Protocol changes were made in December 2020 (version 11.0) to extend the boundaries of the week 76 and week 132/last efficacy visit windows (previously ± 6 weeks) for any stage 2 participants whose appointment was scheduled to occur during the COVID-19 pandemic and did not occur due to restrictions on movement, unacceptable risk of exposure to COVID-19 in connection with the scheduled visit or any other reason related to the pandemic. For these participants, the week 76 sputum samples must now be taken in a window beginning six weeks prior to the scheduled visit date and ending within the week 84 visit window, i.e. within 14 weeks of the scheduled week 76 visit date. Similarly, sputum samples for the last efficacy visit must be taken in a window beginning 6 weeks prior to and up to 12 weeks after the scheduled visit date (an extension of 6 weeks).

Participants with no sputum sample available within the revised week 76 window due to COVID-19 restrictions will be considered unfavourable. Sensitivity analyses will reclassify these participants as (i) non-assessable and excluded from the primary efficacy analysis and (ii) favourable if they meet the definition of favourable with the latest of the 2 negative culture results being within the week 68 window and unfavourable otherwise.

Other changes

The eligibility criteria for stage 2 have been amended slightly since the start of the trial. In December 2016 (version 7.0), the minimum age of participants was lowered from 18 to 15 years old, with the aim of increasing the generalisability of the trial results. From April 2018 (version 8.0), anyone GeneXpert positive with a cycle threshold below 25 was eligible for recruitment regardless of their HIV or smear status. In April 2019 (version 10.0), an additional exclusion criterion was added following a safety update by the EMA, making anyone who had previously experienced a serious adverse reaction when taking a quinolone ineligible for entry to the trial. As version 10.0 was not implemented in India, sites were provided with the safety letter from the EMA as an update and for notification of their Ethics Committees.
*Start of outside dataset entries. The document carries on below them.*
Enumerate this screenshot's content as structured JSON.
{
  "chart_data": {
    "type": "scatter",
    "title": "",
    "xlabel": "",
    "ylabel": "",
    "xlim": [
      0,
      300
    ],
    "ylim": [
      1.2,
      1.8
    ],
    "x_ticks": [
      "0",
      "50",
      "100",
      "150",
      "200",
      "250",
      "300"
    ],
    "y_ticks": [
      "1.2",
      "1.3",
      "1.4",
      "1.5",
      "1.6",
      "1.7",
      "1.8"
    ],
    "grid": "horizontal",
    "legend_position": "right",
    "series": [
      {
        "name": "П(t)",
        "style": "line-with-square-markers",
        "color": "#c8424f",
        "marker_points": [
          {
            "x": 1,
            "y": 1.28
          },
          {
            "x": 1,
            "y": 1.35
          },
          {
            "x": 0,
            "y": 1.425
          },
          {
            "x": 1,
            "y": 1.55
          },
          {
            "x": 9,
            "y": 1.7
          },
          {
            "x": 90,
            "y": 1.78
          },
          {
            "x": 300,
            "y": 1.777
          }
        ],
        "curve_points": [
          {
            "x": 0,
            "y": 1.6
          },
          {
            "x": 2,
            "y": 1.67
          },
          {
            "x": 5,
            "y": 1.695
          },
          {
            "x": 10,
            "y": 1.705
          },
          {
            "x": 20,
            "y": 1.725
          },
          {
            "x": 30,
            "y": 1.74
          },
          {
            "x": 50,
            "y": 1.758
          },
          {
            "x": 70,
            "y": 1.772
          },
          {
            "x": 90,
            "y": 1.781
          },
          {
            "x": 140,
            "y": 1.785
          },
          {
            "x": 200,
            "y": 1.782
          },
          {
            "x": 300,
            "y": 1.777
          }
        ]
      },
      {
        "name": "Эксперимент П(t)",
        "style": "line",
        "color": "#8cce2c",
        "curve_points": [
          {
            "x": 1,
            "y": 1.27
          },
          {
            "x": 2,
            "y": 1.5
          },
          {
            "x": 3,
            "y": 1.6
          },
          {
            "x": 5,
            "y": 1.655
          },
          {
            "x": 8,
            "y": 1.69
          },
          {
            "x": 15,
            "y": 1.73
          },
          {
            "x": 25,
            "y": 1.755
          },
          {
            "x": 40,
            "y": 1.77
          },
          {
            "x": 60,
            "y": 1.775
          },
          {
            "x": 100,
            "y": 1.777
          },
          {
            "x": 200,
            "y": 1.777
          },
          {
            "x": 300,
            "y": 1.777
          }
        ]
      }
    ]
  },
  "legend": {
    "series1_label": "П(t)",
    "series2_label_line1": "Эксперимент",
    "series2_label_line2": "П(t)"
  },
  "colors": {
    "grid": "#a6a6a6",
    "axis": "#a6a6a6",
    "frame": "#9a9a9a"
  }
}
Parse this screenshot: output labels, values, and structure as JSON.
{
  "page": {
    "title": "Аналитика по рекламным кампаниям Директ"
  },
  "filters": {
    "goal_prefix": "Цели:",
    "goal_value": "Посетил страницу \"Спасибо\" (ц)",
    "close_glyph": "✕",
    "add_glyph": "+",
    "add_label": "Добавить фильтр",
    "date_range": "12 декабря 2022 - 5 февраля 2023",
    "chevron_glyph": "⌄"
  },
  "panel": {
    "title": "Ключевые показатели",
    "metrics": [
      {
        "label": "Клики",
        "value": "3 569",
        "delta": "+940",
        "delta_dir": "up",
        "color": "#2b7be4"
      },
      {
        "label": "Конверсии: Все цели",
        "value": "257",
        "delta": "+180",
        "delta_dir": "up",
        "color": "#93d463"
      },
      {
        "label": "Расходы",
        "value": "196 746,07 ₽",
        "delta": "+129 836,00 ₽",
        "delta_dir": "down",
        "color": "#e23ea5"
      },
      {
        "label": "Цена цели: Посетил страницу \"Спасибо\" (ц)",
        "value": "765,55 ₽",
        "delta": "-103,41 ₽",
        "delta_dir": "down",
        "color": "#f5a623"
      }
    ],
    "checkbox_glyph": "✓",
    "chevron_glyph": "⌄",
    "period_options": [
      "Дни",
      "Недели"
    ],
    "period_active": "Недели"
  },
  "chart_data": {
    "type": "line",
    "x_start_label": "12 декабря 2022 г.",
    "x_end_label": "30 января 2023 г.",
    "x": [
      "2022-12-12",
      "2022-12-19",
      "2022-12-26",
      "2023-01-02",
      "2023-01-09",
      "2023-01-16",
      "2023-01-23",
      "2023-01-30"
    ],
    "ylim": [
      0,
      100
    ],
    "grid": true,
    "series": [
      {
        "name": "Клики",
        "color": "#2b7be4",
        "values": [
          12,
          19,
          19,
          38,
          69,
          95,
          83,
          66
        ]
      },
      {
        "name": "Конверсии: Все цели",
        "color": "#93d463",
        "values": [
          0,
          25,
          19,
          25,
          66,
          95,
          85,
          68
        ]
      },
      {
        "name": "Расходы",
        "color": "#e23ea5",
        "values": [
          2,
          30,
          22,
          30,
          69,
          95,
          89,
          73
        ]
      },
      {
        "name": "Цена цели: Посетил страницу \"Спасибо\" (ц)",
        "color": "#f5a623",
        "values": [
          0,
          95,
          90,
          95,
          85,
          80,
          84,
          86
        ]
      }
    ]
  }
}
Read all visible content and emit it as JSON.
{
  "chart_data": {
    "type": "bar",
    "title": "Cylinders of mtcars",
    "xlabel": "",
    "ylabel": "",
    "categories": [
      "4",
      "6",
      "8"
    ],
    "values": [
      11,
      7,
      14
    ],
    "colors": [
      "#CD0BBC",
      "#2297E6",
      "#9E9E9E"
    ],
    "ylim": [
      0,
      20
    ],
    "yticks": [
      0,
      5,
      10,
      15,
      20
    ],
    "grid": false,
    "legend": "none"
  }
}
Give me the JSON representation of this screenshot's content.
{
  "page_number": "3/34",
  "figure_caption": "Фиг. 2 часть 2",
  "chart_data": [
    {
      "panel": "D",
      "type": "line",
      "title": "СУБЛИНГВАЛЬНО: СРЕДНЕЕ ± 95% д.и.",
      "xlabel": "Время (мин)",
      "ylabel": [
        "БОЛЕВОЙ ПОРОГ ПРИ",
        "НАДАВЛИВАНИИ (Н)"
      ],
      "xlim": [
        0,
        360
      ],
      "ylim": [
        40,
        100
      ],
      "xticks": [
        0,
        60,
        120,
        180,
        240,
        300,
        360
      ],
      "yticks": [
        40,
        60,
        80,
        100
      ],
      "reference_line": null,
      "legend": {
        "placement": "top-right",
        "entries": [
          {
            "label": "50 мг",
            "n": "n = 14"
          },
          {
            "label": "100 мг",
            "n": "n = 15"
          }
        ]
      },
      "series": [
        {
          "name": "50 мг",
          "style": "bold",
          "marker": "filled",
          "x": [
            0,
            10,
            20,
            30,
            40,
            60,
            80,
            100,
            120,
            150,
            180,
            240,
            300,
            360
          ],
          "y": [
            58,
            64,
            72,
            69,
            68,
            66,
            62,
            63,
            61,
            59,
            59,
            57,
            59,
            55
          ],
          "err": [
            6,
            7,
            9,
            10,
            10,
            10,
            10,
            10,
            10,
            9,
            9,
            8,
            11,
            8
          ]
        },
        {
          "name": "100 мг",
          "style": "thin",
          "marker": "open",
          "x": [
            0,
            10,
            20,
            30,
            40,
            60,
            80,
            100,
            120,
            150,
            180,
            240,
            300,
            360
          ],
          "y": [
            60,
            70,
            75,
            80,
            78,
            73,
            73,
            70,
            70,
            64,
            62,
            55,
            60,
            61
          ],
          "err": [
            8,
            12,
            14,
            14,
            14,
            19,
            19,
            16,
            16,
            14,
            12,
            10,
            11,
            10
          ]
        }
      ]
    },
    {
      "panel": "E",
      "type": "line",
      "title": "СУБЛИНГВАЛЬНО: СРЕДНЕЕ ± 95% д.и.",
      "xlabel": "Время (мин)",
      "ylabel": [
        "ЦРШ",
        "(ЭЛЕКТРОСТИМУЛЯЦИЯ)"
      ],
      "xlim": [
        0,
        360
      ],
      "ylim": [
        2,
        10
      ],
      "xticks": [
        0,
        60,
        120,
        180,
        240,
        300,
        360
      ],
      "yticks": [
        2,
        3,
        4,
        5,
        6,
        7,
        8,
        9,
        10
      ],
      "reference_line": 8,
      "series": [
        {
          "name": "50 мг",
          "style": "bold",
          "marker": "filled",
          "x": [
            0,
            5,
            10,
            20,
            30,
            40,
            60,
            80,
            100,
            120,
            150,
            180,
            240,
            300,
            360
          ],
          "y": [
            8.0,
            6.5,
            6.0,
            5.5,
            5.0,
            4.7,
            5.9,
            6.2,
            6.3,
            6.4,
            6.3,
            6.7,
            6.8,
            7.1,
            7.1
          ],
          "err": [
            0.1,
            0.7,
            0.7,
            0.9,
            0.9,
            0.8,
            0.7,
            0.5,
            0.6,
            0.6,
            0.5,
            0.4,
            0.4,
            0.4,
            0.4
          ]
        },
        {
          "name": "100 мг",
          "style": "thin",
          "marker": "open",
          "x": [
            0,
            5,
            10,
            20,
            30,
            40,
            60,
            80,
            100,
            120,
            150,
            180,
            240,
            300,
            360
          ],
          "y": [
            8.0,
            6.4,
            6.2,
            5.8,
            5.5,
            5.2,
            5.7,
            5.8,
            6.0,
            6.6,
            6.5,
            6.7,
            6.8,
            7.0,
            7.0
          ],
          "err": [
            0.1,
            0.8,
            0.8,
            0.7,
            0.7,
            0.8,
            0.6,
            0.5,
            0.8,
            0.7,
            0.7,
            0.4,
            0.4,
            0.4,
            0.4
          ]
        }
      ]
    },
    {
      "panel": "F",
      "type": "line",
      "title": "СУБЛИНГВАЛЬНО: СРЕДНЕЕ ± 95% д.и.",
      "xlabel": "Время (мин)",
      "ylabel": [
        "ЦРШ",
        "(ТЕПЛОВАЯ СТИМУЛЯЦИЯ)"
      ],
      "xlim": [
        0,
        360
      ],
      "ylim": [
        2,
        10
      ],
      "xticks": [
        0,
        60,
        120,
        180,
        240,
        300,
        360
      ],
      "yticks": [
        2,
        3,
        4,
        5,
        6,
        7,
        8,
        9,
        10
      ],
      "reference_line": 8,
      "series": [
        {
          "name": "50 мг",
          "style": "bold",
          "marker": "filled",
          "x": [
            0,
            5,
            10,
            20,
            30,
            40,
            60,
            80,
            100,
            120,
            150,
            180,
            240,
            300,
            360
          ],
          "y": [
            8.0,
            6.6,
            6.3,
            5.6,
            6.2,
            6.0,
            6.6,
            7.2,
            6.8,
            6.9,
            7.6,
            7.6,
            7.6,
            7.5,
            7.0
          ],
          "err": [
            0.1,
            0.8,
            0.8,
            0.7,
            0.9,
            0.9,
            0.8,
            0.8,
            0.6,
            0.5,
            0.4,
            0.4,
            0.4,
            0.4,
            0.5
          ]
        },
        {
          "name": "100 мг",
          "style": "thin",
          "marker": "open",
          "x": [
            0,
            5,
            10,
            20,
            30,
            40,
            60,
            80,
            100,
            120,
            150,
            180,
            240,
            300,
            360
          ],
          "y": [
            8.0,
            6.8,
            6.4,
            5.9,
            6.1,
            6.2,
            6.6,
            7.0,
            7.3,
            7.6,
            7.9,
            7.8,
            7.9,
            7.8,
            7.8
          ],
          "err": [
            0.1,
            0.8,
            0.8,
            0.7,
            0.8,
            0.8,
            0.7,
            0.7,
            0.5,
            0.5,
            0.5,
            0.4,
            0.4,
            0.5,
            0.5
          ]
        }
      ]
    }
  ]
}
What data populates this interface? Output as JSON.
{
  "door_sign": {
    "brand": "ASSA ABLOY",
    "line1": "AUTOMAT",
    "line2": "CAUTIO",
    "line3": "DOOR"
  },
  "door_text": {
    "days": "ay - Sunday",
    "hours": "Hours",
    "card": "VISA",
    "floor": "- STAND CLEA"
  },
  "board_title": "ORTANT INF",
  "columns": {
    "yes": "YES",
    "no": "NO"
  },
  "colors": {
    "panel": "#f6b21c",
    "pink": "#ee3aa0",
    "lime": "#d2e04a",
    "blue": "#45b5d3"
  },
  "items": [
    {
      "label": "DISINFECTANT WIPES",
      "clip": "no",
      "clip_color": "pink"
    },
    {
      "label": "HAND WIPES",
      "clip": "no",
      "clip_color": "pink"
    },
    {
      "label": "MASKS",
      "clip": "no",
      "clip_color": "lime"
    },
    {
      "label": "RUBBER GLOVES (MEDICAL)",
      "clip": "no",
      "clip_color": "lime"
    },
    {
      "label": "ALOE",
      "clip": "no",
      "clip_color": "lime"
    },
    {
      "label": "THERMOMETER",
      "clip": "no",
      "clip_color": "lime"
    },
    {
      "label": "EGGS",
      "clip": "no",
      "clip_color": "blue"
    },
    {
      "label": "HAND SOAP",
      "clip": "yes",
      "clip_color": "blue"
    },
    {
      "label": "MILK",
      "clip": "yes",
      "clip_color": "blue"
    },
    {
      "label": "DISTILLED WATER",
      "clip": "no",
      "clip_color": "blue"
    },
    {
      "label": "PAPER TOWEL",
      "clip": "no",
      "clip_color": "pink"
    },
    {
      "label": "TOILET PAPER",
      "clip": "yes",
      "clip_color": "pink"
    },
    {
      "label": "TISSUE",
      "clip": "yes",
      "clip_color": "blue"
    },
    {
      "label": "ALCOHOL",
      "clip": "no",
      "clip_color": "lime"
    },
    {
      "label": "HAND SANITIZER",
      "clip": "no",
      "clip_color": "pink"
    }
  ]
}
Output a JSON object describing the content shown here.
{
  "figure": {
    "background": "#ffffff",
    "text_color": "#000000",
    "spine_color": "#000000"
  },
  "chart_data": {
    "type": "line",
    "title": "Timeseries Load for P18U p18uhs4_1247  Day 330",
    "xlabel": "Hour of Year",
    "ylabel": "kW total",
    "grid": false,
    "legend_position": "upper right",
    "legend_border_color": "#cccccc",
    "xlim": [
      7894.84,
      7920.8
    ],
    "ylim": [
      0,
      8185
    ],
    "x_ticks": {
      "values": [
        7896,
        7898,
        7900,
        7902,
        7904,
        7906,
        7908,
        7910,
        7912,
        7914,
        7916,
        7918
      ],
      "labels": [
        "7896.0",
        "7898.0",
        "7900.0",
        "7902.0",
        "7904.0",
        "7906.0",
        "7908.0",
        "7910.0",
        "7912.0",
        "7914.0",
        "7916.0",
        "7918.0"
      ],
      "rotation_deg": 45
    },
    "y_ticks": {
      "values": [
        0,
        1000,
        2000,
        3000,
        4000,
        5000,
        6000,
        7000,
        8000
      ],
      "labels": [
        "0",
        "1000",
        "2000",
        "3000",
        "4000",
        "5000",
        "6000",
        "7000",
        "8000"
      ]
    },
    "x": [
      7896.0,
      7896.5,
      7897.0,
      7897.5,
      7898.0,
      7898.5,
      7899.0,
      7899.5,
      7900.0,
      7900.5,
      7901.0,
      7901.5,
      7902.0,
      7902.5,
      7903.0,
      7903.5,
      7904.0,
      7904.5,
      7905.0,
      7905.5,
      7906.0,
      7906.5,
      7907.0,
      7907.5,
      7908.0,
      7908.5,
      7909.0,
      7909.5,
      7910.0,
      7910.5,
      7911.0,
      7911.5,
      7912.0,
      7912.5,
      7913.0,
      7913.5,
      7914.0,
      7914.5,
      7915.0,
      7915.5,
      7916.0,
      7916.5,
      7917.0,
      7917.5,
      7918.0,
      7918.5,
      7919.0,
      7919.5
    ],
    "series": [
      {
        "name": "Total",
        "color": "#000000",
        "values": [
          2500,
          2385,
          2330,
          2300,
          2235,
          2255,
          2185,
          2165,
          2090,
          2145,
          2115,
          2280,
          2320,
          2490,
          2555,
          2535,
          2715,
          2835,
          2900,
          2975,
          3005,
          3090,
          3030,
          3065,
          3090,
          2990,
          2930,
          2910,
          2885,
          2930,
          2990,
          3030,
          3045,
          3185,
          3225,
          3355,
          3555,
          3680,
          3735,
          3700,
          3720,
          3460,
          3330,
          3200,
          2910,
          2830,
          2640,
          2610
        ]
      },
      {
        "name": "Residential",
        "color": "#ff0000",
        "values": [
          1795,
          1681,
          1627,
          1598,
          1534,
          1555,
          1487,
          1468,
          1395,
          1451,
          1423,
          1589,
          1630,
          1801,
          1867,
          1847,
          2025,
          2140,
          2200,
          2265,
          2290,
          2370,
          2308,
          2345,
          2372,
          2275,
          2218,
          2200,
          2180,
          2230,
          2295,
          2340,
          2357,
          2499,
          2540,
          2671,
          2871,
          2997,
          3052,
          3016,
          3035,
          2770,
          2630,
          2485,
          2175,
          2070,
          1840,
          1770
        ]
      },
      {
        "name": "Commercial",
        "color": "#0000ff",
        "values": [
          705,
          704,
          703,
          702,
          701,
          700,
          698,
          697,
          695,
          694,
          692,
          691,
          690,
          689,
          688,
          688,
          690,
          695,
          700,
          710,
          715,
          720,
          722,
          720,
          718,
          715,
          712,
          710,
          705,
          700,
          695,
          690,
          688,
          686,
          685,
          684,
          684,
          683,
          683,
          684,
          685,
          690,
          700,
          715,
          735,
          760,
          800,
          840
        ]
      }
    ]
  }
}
Safety monitoring was simplified in protocol version 8.0 (April 2018), with a move from triplicate to single ECGs, as experience up to this point indicated a single ECG would be sufficient. If QTcF prolongation of 500 ms or more was detected, then two further ECGs were collected. The requirement for routine laboratory safety tests after week 76 was ended and laboratory safety tests required only if clinically indicated.

Conclusion

STREAM stage 1 demonstrated the efficacy of a shortened, 9-month regimen for RR-TB, which the WHO recommended as an option for the standard care of MDR-TB in December 2018. Nevertheless, similar levels of severe adverse events were reported in both regimens during stage 1, suggesting the need for further research to optimise RR-TB treatment. Stage 2 builds on the experience from stage 1 to evaluate two new bedaquiline-containing short-course regimens—an all-oral 9-month regimen and an injectable-containing 6-month regimen.

Throughout stage 2 of STREAM, new drug choices, evolving global treatment guidelines, and a rapidly changing treatment landscape have necessitated changes to the trial’s design to ensure it remains ethical and relevant. The design changes discussed above, with the corresponding changes to the Statistical Analysis Plan, help ensure that stage 2 continues to answer important questions. It will contribute to the growing body of evidence regarding the safety of bedaquiline and provide data on the efficacy and safety of a 6-month regimen for RR-TB. If the STREAM experimental regimens are shown to be non-inferior or superior to the stage 1 study regimen, this would represent a welcome advance for patients with RR-TB and TB control programmes globally.